Listen to this story
|
Large language models, up until now, have been in a legal grey area being trained on ChatGPT output. Databricks seems to have figured out a way around this with Dolly 2.0, the predecessor of the large language model with ChatGPT-like human interactivity that the company released just two weeks ago. The differentiating factor between other ‘open source’ models and Dolly 2.0 is that it is available for commercial purposes without the need to pay for API access or share data with third parties unlike the rest.
According to the company’s official statement, Dolly 2.0 is the world’s first open-source LLM that follows instructions and is fine-tuned on a transparent and openly available dataset. The LLM based on the EleutherAI pythia model family, boasts an impressive 12 billion parameters and has been fine-tuned exclusively on an open-source corpus databricks-dolly-15k.
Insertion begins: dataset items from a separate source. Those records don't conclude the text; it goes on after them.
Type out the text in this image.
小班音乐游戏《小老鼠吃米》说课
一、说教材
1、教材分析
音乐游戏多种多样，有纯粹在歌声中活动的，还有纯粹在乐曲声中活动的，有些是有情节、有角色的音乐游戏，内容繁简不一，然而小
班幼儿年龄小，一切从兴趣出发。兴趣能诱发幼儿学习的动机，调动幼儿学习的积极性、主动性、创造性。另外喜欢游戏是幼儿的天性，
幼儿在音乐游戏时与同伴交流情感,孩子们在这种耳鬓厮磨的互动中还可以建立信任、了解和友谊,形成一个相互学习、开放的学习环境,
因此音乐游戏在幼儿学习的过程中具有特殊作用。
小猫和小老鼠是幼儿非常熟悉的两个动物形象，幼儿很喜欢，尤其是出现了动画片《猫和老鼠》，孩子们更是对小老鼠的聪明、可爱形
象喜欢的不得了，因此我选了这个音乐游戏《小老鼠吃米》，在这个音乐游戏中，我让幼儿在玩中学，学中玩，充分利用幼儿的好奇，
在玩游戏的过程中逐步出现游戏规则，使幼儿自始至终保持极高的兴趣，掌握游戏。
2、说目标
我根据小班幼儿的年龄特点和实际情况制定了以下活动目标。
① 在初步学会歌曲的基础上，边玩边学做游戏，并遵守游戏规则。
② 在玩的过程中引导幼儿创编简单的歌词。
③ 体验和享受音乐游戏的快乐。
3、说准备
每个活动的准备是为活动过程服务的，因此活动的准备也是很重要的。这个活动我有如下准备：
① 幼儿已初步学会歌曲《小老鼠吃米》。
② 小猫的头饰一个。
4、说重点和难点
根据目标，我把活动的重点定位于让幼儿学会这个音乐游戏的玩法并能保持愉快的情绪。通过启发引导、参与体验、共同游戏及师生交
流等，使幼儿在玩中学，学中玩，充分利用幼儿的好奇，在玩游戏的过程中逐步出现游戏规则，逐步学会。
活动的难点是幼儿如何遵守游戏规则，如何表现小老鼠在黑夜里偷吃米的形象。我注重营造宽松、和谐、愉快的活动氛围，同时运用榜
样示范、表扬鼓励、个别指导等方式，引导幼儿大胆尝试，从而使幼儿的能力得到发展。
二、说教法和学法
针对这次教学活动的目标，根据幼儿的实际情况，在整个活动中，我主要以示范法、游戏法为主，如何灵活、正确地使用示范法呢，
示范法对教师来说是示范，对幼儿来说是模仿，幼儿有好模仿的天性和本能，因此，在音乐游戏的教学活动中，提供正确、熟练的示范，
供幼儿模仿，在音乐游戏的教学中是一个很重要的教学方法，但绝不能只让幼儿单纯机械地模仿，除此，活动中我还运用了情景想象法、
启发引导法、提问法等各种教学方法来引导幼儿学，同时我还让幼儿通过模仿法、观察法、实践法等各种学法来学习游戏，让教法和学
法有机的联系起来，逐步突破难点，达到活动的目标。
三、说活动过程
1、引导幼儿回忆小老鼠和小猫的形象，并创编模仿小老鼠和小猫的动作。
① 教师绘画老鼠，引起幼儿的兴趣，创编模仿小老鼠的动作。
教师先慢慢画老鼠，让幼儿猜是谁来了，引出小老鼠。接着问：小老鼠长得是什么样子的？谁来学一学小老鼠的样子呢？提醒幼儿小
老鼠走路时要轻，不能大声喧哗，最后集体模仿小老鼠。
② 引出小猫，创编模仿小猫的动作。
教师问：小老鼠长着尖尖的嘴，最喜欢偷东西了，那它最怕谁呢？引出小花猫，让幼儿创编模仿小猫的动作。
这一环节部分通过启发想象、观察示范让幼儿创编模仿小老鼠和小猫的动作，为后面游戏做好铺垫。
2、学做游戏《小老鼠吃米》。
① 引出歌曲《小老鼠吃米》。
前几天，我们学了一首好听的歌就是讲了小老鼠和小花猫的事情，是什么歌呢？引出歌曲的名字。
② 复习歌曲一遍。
Databricks’ employees generated this dataset, and its licensing terms allow it to be used, modified, and extended for any purpose, including academic or commercial applications. There has been a wave of LLM releases that are considered open-source by many definitions but are bound by industrial licences and. The trailblazer was Meta’s LLaMA, followed by Stanford’s Alpaca, Koala, and Vicuna.
The Stanford project’s data of 52k questions and answers was trained on the ChatGPT’s outputs. But as per OpenAI’s terms of use, you can’t use output from services that compete with OpenAI. Databricks seems to have figured out how to get around this with Dolly 2.0.
According to Ali Ghodsi, the CEO of Databricks, the model, Dolly 2.0, is set to create a “snowball” effect in the AI community. He believes that this will inspire others to contribute and collaborate on developing alternative models. The limit on commercial use was a big obstacle to overcome, he explained.